Background: Mitochondrial DNA (mtDNA) is a double-stranded circular DNA and has multiple copies in each cell. Excess heteroplasmy, the coexistence of distinct variants in copies of mtDNA within a cell, may lead to mitochondrial impairments. Accurate determination of heteroplasmy in whole-genome sequencing (WGS) data has posed a significant challenge because mitochondria carrying heteroplasmic variants cannot be distinguished during library preparation. Moreover, sequencing errors, contamination, and nuclear mtDNA segments can reduce the accuracy of heteroplasmic variant calling.

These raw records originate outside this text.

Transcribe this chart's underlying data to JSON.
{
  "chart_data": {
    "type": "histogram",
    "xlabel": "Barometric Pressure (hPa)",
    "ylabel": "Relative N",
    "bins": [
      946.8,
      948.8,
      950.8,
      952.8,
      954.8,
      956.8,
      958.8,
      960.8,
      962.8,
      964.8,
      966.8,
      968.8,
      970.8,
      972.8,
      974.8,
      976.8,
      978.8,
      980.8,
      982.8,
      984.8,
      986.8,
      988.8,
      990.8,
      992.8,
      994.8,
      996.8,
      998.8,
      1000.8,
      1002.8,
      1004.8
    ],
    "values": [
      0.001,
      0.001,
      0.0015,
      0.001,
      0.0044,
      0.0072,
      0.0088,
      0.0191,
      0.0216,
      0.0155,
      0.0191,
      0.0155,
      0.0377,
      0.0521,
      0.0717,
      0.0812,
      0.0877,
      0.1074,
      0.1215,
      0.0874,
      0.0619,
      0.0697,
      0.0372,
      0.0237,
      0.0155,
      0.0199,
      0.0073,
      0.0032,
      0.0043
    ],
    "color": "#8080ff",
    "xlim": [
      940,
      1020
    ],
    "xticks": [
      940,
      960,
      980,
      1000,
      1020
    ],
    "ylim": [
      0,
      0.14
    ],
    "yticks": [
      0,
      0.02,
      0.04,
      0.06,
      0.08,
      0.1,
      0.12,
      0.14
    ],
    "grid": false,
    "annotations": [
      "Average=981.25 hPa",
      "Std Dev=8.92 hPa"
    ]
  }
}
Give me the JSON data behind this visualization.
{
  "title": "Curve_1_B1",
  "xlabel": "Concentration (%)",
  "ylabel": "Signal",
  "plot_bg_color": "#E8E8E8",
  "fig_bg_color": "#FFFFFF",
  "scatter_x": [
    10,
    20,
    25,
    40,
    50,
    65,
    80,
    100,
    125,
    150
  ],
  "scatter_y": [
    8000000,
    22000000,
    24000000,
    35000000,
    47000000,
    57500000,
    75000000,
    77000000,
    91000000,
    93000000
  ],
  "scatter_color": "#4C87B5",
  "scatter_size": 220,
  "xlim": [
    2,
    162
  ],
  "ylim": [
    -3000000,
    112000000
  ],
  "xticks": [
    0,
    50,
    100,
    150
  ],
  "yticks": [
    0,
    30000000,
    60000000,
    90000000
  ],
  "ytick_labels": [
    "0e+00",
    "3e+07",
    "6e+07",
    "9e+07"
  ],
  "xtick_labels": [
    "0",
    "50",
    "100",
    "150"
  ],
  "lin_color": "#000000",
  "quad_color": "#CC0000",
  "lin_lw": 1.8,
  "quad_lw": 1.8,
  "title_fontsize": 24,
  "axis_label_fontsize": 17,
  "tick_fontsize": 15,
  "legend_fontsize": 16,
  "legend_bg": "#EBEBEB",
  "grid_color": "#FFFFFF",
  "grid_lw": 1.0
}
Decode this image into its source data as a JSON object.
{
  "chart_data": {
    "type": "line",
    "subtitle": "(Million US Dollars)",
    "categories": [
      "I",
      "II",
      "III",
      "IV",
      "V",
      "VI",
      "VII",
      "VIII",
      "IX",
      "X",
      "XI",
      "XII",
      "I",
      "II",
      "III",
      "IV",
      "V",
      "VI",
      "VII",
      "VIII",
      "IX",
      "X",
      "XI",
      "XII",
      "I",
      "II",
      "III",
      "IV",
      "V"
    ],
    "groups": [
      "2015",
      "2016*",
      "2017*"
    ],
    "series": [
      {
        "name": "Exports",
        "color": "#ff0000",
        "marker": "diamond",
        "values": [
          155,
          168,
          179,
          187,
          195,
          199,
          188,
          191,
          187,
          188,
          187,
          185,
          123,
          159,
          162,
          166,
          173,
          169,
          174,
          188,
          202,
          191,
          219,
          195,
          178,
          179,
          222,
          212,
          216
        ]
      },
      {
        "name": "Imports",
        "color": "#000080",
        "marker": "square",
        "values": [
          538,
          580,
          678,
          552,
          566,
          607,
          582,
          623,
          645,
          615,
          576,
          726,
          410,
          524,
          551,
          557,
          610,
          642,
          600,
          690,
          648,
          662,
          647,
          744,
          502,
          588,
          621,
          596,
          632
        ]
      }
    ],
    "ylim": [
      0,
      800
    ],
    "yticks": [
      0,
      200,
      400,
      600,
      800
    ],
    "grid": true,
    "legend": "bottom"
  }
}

Objective: To efficiently and accurately call mtDNA homoplasmic and heteroplasmic variants from the large-scale WGS data generated from the Alzheimer's Disease Sequencing Project (ADSP), and test their association with Alzheimer's disease (AD).
Methods: In this study, we present MitoH3-a comprehensive computational pipeline for calling mtDNA homoplasmic and heteroplasmic variants and inferring haplogroups in the ADSP WGS data. We first applied MitoH3 to 45 technical replicates from 6 subjects to define a threshold for detecting heteroplasmic variants. Then using the threshold of 5% ≤variant allele fraction≤95%, we further applied MitoH3 to call heteroplasmic variants from a total of 16,113 DNA samples with 6,742 samples from cognitively normal controls and 6,183 from AD cases.
Results: This pipeline is available through the Singularity container engine. For 4,311 heteroplasmic variants identified from 16,113 samples, no significant variant count difference was observed between AD cases and controls.
Conclusions: Our streamlined pipeline, MitoH3, enables computationally efficient and accurate analysis of a large number of samples.